Bismillaah,
Hai semuaa,,, apa kabar sahabattt??
Semoga selalu bahagia yaa… hehe…
Nah, jadi ceritanya udah lamaa banget gak nulis. Draft hanya ada judulnya saja. Jujur, pasca kampus membuat saya malas nulis, maklum, banyak juga antrian pekerjaan hehe. Pekerjaan apa kira-kira? Nah baiklah, langsung saja kita lihat jalan ceritanya.
Kuliah Kerja Nyata, disingkat KKN. Sebenarnya malas sekali menuliskan alur KKN yang menurut saya “amburadul”, tidak tertata sama sekali dan menyebalkan.
Tapi, saya tetap punya cerita unik dan hikmah yang dipetik.

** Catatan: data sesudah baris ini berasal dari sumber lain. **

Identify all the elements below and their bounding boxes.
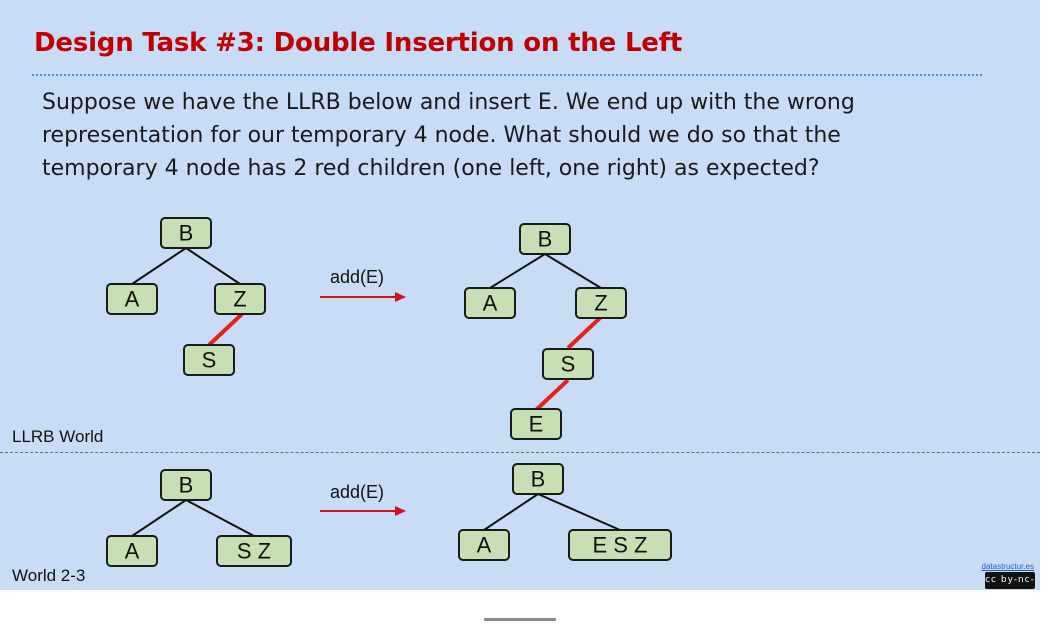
tree-link — [131, 499, 187, 537]
tree-node: A — [458, 529, 510, 561]
node-label: S — [202, 348, 217, 373]
tree-node: Z — [575, 287, 627, 319]
tree-node: S Z — [216, 535, 292, 567]
tree-node: B — [160, 469, 212, 501]
node-label: A — [477, 533, 492, 558]
cc-license-icon: cc by-nc-sa — [985, 572, 1035, 589]
tree-node: E S Z — [568, 529, 672, 561]
tree-link — [131, 247, 187, 285]
two-three-after-tree: B A E S Z — [458, 463, 672, 561]
tree-node: A — [464, 287, 516, 319]
red-link — [534, 378, 570, 412]
red-link — [566, 315, 603, 350]
node-label: B — [538, 227, 553, 252]
node-label: B — [531, 467, 546, 492]
node-label: S Z — [237, 539, 271, 564]
llrb-after-tree: B A Z S E — [464, 223, 627, 440]
tree-node: S — [542, 348, 594, 380]
node-label: S — [561, 352, 576, 377]
tree-node: E — [510, 408, 562, 440]
node-label: A — [483, 291, 498, 316]
llrb-world-label: LLRB World — [12, 427, 104, 446]
red-link — [207, 312, 244, 347]
llrb-before-tree: B A Z S — [106, 217, 266, 376]
two-three-add-arrow: add(E) — [320, 482, 406, 516]
node-label: A — [125, 539, 140, 564]
two-three-world-label: World 2-3 — [12, 566, 86, 585]
node-label: B — [179, 221, 194, 246]
tree-node: B — [519, 223, 571, 255]
slide-title: Design Task #3: Double Insertion on the … — [34, 28, 683, 58]
credit-link[interactable]: datastructur.es — [981, 562, 1034, 571]
node-label: E — [529, 412, 544, 437]
slide-body-text: Suppose we have the LLRB below and inser… — [42, 90, 855, 181]
tree-node: S — [183, 344, 235, 376]
tree-node: A — [106, 283, 158, 315]
tree-link — [483, 493, 539, 531]
operation-label: add(E) — [330, 482, 384, 502]
tree-link — [537, 493, 621, 531]
node-label: E S Z — [592, 533, 647, 558]
scroll-handle[interactable] — [484, 618, 556, 621]
slide: Design Task #3: Double Insertion on the … — [0, 0, 1040, 590]
tree-link — [185, 247, 241, 285]
llrb-add-arrow: add(E) — [320, 267, 406, 302]
operation-label: add(E) — [330, 267, 384, 287]
node-label: Z — [233, 287, 246, 312]
tree-node: B — [160, 217, 212, 249]
tree-node: Z — [214, 283, 266, 315]
node-label: B — [179, 473, 194, 498]
tree-node: B — [512, 463, 564, 495]
tree-node: A — [106, 535, 158, 567]
title-divider — [32, 74, 982, 76]
tree-link — [544, 253, 602, 289]
world-divider — [0, 452, 1040, 453]
tree-link — [489, 253, 546, 289]
node-label: Z — [594, 291, 607, 316]
tree-link — [185, 499, 255, 537]
two-three-before-tree: B A S Z — [106, 469, 292, 567]
node-label: A — [125, 287, 140, 312]
tree-diagram: B A Z S add(E) — [106, 217, 672, 567]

Singkat saja, dari KKN itulah makna hidup benar-benar terjadi. Alhamdulillah, masih lebih sering makan nasi daripada makan hati, haha. Yah, begitulah. Alur panjang perkenalan, dari mulai muncul rasa takut, kecewa, biasa aja, duka, nestapa, bahagia. Campur-campur intinya.
Mulai dari perkenalan. Sebagai anak “pinggir lampu merah” (karna fakultasnya memang di situ wkwk) yang sendirian di tim itu, rasanya malas sekali untuk kembali berkenalan dengan orang-orang baru. Katanya, KKN itu membawa keahlian. Begitulah saya di awal. Membawa apa saja yang bisa dibawa. Singkatnya, pulang-pulang bawa titel bendahara.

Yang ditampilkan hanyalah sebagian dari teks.